In recent years, I still like to eat at home more and more, and the food is exquisite, and I can save my physical strength. It is also better than watching my TV and chatting with my family. So the time after work is tense, and I still want to go home and cook a pot of rice, or open a bottle of small wine. Of course, time is limited. If you want to bring the main dish to the table in a short time, we still have to spend a little thought. Recently, I started to make some reserve dishes that can be preserved. With these, I only need to reproduce a main dish to cook. It can also be used when you entertain friends. These recipes are also learned by me. I feel that they are easy to use and will be shared with you!

Ingredients:

Steps:

  1. Home Cooking Recipe: Oysters are bought with two tablespoons of coarse salt, gently rubbed by hand for a while, there will be black dirty things floating up, rinsed with plenty of water, drained to spare. (Japan's oysters are relatively clean, and if the domestic partners are not at ease, they can be soaked for 5 minutes with salt water after the washing step.) *Sorry, this step map forgot to take.

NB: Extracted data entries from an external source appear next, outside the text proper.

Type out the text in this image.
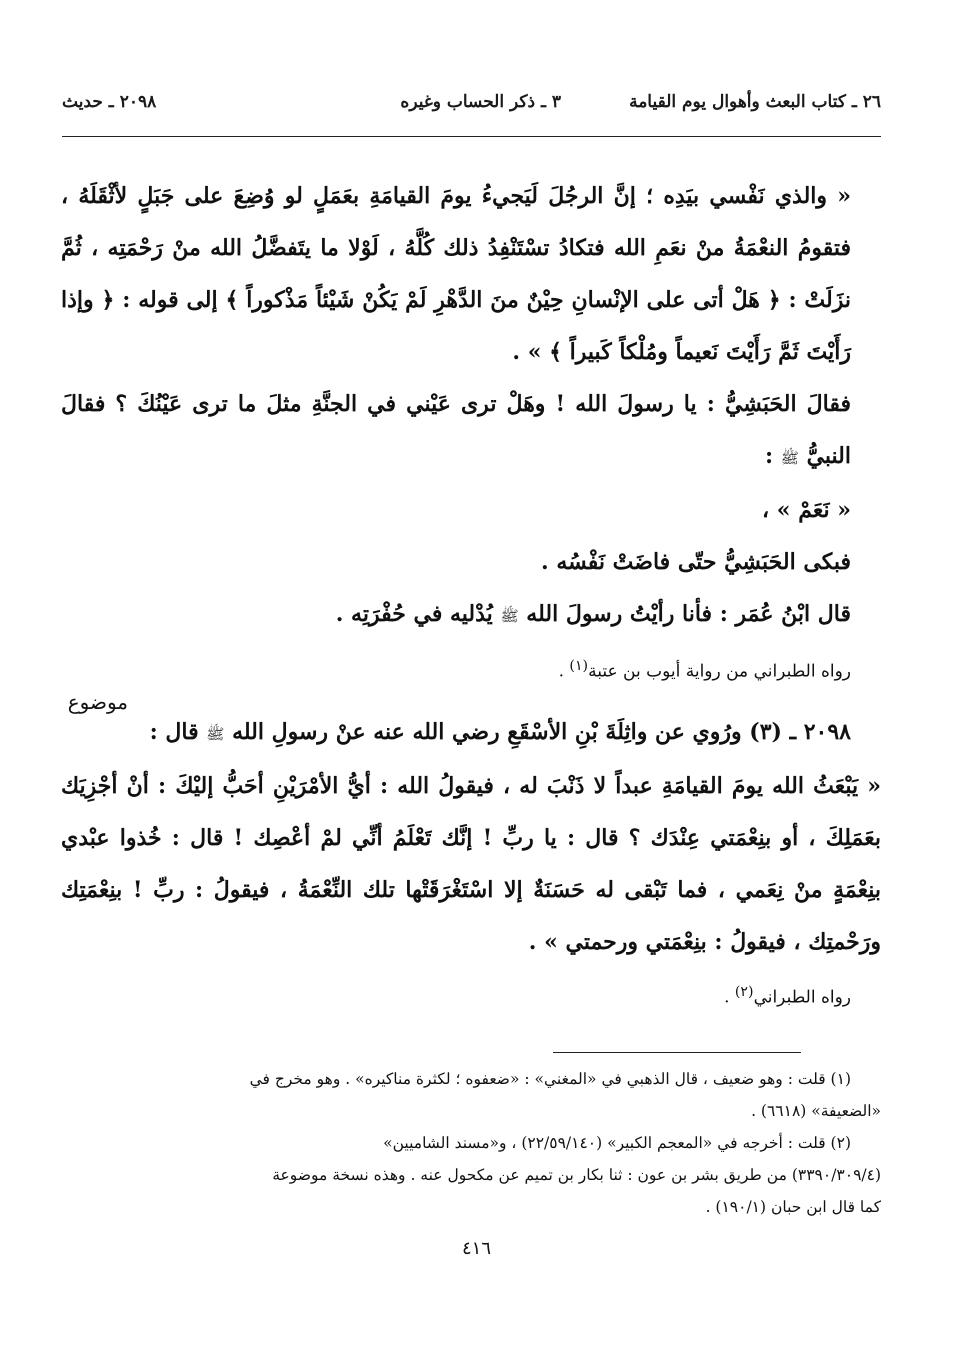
٢٦ ـ كتاب البعث وأهوال يوم القيامة
٣ ـ ذكر الحساب وغيره
٢٠٩٨ ـ حديث
موضوع

« والذي نَفْسي بيَدِه ؛ إنَّ الرجُلَ لَيَجيءُ يومَ القيامَةِ بعَمَلٍ لو وُضِعَ على جَبَلٍ لأثْقَلَهُ ، فتقومُ النعْمَةُ منْ نعَمِ الله فتكادُ تسْتَنْفِدُ ذلك كُلَّهُ ، لَوْلا ما يتَفضَّلُ الله منْ رَحْمَتِه ، ثُمَّ نزَلَتْ : ﴿ هَلْ أتى على الإنْسانِ حِيْنٌ منَ الدَّهْرِ لَمْ يَكُنْ شَيْئاً مَذْكوراً ﴾ إلى قوله : ﴿ وإذا رَأَيْتَ ثَمَّ رَأَيْتَ نَعيماً ومُلْكاً كَبيراً ﴾ » .

فقالَ الحَبَشِيُّ : يا رسولَ الله ! وهَلْ ترى عَيْني في الجنَّةِ مثلَ ما ترى عَيْنُكَ ؟ فقالَ النبيُّ ﷺ :

« نَعَمْ » ،

فبكى الحَبَشِيُّ حتّى فاضَتْ نَفْسُه .

قال ابْنُ عُمَر : فأنا رأيْتُ رسولَ الله ﷺ يُدْليه في حُفْرَتِه .

رواه الطبراني من رواية أيوب بن عتبة$^{(١)}$ .

٢٠٩٨ ـ (٣) ورُوي عن واثِلَةَ بْنِ الأسْقَعِ رضي الله عنه عنْ رسولِ الله ﷺ قال :

« يَبْعَثُ الله يومَ القيامَةِ عبداً لا ذَنْبَ له ، فيقولُ الله : أيُّ الأمْرَيْنِ أحَبُّ إليْكَ : أنْ أجْزِيَك بعَمَلِكَ ، أو بنِعْمَتي عِنْدَك ؟ قال : يا ربِّ ! إنَّك تَعْلَمُ أنِّي لمْ أعْصِك ! قال : خُذوا عبْدي بنِعْمَةٍ منْ نِعَمي ، فما تَبْقى له حَسَنَةٌ إلا اسْتَغْرَقَتْها تلك النِّعْمَةُ ، فيقولُ : ربِّ ! بنِعْمَتِك ورَحْمتِك ، فيقولُ : بنِعْمَتي ورحمتي » .

رواه الطبراني$^{(٢)}$ .

(١) قلت : وهو ضعيف ، قال الذهبي في «المغني» : «ضعفوه ؛ لكثرة مناكيره» . وهو مخرج في

«الضعيفة» (٦٦١٨) .

(٢) قلت : أخرجه في «المعجم الكبير» (٢٢/٥٩/١٤٠) ، و«مسند الشاميين»

(٣٣٩٠/٣٠٩/٤) من طريق بشر بن عون : ثنا بكار بن تميم عن مكحول عنه . وهذه نسخة موضوعة

كما قال ابن حبان (١٩٠/١) .

٤١٦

    Oysters are bought with two tablespoons of coarse salt, gently rubbed by hand for a while, there will be black dirty things floating up, rinsed with plenty of water, drained to spare. (Japan's oysters are relatively clean, and if the domestic partners are not at ease, they can be soaked for 5 minutes with salt water after the washing step.) *Sorry, this step map forgot to take.

  2. Home Cooking Recipe: The garlic is peeled off and the flat is dried. The dried chili is finely cut into seeds (the scissors are more convenient), and the bay leaves are not treated.

    The garlic is peeled off and the flat is dried. The dried chili is finely cut into seeds (the scissors are more convenient), and the bay leaves are not treated.

  3. Home Cooking Recipe: Drain the oysters in a pan and fry them with medium and small heat. Slowly fry the water and shake it from time to time to keep it evenly heated. Be patient with this step. Wait until the water is almost evaporated, add cooking wine and soy sauce, continue to fry small and medium heat. When the surface of the oyster is slightly full, that is, when the step diagram is like, you can turn off the fire and let it cool.

    Drain the oysters in a pan and fry them with medium and small heat. Slowly fry the water and shake it from time to time to keep it evenly heated. Be patient with this step. Wait until the water is almost evaporated, add cooking wine and soy sauce, continue to fry small and medium heat. When the surface of the oyster is slightly full, that is, when the step diagram is like, you can turn off the fire and let it cool.

  4. After the oysters of 3 are cool, they can be bottled. Put 2 and 3 into the bottle prepared in advance, then inject the olive oil. The olive oil can be used without the surface of the oyster. Store in the refrigerator, the shelf life is about 2 weeks.

Tips:

1, in order to prevent the breeding of bacteria, the pre-disinfection of the bottle must be done well, can be boiled, or can be wiped and disinfected with high-alcohol liquor, because this recipe also has a shelf life of about 2 weeks, so there is no need to vent the bottle, the bottle is cleanest important! 2, this is very good for making pasta, used for omelet is also delicious, of course, it is also possible to drink. If the last olive oil is left for cooking, it is ok, don't waste it.